Monika @ Lovely Bookshelf
Oh, what a disappointment. I’d feel icky about that message, too. 🙁
DoingDewey
For me, the message was by far the worst part of this book. It impacted my enjoyment a lot and also makes me completely unwilling to recommend it, much as I wanted to be able to say I enjoyed it.
Rebecca @ Love at First Book
The sexy jerk is still a jerk. Haha! I love that comment.
I know we’ve talked about this, but the book was so underwhelming. The love story with the fiance was predictable, but it was okay.
I just wish wish wish that the author hadn’t skirted over the historical part.
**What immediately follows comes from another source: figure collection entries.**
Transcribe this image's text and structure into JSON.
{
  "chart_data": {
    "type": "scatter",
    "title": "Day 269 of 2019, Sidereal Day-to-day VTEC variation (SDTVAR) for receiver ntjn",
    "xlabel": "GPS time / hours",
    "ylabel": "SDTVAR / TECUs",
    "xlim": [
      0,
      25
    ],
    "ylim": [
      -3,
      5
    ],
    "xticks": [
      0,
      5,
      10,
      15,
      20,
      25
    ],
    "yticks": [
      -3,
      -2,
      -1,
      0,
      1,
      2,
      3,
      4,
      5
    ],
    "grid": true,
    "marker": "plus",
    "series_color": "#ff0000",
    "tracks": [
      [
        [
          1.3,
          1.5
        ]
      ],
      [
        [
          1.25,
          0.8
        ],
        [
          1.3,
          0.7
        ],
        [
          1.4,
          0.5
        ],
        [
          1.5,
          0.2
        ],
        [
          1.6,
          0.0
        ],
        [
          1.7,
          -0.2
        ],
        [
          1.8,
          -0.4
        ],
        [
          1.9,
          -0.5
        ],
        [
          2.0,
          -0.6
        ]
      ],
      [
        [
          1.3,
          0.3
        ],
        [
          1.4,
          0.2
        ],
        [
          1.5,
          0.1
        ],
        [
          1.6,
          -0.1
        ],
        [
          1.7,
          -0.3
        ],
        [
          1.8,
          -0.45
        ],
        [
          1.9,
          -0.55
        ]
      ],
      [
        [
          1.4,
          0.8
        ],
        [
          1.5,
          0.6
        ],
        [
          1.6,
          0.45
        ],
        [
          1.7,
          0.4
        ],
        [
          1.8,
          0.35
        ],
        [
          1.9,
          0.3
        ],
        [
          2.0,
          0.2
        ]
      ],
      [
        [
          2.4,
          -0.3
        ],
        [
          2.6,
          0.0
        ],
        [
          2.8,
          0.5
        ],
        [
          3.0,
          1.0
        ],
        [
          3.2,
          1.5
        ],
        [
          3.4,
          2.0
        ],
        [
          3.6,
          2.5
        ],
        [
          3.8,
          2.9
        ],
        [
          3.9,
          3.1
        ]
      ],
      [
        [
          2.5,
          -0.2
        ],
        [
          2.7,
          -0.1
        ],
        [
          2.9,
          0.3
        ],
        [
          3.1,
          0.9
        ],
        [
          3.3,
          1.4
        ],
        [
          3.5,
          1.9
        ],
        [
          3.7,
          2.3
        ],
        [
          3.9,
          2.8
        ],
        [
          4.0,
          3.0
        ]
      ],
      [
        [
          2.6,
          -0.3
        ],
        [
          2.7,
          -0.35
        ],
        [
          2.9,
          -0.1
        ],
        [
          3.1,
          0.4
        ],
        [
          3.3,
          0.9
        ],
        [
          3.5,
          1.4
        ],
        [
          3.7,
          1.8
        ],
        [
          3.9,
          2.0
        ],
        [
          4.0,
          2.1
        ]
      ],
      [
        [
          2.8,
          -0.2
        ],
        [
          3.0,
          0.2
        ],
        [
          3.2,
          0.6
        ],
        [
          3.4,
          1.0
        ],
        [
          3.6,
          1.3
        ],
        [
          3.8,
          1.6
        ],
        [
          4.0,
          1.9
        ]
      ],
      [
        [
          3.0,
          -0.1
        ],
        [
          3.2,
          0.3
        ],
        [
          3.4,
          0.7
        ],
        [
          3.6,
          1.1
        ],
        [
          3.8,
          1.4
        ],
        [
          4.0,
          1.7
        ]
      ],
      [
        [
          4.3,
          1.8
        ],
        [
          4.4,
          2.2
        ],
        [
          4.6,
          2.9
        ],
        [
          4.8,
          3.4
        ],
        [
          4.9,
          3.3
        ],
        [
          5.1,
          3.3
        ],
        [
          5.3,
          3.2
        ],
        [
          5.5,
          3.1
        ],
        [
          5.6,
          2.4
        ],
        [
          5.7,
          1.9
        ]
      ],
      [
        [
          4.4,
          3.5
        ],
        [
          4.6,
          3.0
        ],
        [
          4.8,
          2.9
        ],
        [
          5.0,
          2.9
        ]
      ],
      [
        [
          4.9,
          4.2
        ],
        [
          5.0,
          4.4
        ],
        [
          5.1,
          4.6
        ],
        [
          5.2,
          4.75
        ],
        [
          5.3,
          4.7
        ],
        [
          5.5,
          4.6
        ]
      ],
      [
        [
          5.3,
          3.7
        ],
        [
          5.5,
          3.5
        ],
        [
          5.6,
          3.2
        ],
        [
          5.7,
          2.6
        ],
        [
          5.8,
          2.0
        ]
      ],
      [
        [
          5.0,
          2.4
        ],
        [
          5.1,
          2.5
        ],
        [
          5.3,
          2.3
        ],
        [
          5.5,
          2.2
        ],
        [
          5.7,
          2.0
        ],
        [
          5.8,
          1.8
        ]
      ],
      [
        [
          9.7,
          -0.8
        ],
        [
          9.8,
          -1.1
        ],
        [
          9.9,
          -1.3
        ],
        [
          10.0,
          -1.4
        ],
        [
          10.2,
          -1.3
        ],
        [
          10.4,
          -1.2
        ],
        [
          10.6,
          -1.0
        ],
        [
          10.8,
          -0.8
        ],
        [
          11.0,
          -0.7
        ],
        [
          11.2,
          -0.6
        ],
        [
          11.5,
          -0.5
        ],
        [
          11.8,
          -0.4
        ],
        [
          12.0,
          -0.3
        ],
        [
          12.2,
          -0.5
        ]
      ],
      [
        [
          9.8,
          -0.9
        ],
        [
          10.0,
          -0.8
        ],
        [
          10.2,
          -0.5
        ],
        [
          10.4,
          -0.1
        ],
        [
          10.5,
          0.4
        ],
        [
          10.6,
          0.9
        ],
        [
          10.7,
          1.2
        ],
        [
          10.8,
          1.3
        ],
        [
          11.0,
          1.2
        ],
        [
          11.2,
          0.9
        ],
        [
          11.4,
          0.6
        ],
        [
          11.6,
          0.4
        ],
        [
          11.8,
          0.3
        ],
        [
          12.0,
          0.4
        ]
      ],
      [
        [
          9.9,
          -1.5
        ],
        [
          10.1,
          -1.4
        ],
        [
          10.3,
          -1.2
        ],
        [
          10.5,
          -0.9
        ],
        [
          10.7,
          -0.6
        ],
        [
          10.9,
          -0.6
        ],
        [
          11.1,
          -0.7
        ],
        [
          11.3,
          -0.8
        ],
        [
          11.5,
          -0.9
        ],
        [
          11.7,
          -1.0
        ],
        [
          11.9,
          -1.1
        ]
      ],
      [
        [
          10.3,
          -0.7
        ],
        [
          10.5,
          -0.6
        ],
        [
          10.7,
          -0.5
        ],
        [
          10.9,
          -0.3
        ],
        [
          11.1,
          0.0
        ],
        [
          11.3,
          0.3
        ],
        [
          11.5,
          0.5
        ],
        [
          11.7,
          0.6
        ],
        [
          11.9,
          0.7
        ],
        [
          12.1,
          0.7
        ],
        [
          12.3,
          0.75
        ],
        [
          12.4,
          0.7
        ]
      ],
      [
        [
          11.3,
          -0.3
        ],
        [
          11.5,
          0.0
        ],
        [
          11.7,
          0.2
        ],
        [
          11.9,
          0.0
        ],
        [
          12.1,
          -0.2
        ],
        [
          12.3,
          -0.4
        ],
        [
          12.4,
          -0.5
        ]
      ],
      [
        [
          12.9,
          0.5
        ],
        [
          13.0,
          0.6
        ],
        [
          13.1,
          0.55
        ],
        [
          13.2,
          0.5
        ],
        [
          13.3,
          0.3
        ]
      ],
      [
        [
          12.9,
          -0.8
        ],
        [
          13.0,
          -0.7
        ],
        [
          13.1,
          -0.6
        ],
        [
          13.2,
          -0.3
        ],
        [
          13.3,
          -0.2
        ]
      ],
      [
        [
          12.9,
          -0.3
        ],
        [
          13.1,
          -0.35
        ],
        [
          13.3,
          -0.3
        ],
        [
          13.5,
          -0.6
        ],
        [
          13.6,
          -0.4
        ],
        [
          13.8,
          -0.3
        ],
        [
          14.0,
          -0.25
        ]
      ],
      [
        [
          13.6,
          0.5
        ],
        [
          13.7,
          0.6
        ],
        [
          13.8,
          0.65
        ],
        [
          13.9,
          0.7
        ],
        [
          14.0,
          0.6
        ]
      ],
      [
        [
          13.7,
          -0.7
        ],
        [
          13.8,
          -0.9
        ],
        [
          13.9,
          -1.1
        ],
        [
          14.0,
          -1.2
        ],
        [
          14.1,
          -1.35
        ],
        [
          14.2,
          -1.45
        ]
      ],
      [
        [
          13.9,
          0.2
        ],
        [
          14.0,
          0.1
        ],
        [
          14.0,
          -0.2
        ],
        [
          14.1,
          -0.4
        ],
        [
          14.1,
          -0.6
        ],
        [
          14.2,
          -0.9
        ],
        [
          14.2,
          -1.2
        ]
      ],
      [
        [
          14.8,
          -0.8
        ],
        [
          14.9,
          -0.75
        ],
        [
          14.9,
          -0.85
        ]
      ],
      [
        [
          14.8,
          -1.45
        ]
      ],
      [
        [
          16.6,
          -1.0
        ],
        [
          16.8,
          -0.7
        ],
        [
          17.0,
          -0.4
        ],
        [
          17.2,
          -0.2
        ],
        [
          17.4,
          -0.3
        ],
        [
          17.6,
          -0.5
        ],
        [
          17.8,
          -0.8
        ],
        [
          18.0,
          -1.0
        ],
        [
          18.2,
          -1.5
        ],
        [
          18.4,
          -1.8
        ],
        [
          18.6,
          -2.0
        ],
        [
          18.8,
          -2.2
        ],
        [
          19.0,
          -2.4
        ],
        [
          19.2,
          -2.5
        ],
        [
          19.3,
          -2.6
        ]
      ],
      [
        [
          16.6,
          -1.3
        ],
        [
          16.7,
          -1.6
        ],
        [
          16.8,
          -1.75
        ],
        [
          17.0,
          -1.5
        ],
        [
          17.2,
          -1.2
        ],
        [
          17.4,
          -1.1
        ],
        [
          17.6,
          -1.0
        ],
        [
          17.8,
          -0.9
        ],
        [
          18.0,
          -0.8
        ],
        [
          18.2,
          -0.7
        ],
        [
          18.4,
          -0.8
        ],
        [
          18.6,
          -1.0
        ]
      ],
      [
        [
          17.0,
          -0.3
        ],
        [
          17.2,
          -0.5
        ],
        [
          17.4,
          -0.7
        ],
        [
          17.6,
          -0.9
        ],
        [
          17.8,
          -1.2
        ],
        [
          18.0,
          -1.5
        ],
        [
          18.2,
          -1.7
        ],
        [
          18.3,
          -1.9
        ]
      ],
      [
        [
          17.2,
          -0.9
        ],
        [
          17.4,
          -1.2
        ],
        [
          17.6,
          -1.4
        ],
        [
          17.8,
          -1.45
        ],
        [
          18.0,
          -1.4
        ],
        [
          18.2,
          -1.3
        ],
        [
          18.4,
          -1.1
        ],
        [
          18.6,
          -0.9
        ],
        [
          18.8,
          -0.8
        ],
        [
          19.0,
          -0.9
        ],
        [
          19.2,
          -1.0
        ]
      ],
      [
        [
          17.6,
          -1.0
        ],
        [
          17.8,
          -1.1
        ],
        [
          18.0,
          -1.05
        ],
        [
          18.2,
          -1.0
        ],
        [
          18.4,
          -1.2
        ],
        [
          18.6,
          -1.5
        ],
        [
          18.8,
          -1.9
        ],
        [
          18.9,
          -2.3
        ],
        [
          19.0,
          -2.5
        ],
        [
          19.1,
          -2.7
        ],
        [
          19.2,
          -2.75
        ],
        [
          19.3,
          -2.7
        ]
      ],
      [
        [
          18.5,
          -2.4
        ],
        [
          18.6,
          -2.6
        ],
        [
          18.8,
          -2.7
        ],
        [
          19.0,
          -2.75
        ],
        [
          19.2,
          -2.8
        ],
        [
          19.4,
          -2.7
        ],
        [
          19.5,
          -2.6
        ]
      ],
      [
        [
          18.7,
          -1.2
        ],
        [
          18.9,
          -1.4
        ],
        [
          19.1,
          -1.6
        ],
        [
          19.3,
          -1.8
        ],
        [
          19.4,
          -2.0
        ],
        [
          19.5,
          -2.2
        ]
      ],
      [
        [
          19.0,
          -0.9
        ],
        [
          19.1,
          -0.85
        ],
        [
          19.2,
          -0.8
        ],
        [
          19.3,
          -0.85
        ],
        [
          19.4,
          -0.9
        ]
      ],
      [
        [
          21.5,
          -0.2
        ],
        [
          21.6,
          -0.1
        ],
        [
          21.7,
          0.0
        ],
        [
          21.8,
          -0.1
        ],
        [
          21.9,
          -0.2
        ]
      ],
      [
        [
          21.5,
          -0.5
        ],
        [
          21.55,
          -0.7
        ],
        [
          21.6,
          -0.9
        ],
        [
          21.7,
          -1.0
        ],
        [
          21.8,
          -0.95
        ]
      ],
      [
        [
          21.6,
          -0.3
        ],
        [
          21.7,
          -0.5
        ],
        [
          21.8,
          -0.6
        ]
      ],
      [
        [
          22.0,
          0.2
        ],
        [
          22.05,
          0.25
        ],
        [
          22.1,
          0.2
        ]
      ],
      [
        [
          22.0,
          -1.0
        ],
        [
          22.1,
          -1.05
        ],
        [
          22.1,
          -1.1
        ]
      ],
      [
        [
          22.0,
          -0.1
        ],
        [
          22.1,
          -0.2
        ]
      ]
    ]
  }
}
The book was BARELY a historical fiction. . . with just a hint of it, instead of including many more details. For me, I could have dealt with the predictable love stuff if only the book was much more heavily historical.
DoingDewey
I was surprised you didn’t complain about it more in your review! I often don’t mind a predictable love story, but two things made this one bother me. The biggest problem for me was that I wasn’t convinced by the characters’ emotions. It felt like the plot just went the predictable way completely ignoring what the characters would actually do if they were real people. And the second thing was that ending. Such a let down! I don’t feel like Daphne ended up improving her life at all.
It would have been wonderful to get more of the historical fiction. I felt distanced from the historical bits since they were always included as someone telling a story and there definitely wasn’t enough of it. They were my favorite part 🙂
Heather J @ TLC Book Tours
Darn, I’m sorry that this one didn’t turn out to be what you expected, but thanks for being a part of the tour.
DoingDewey
Thanks Heather! I was fortunate to meet the author at ALA and she seemed so very nice, I hated to dislike this one. Sadly, it just didn’t work for me. I appreciate you including me on the tour 🙂
Lianne @ caffeinatedlife.net
Great review! 🙂 Your thoughts more or less were the same as mine regarding the book. I had left my review at three stars because I did enjoy it for the most part (maybe it was the food that convinced me to leave it at 3, haha) but that ending left me quite unsatisfied, especially after everything Daphne went through in the novel 🙁
DoingDewey
Thanks Lianna 🙂 I didn’t hate reading it or want to stop reading, but the message and the feeling that the plot was going its own way regardless of what the characters were really like made me feel pretty frustrated with it. And that ending was the last straw! It was like nothing had even changed.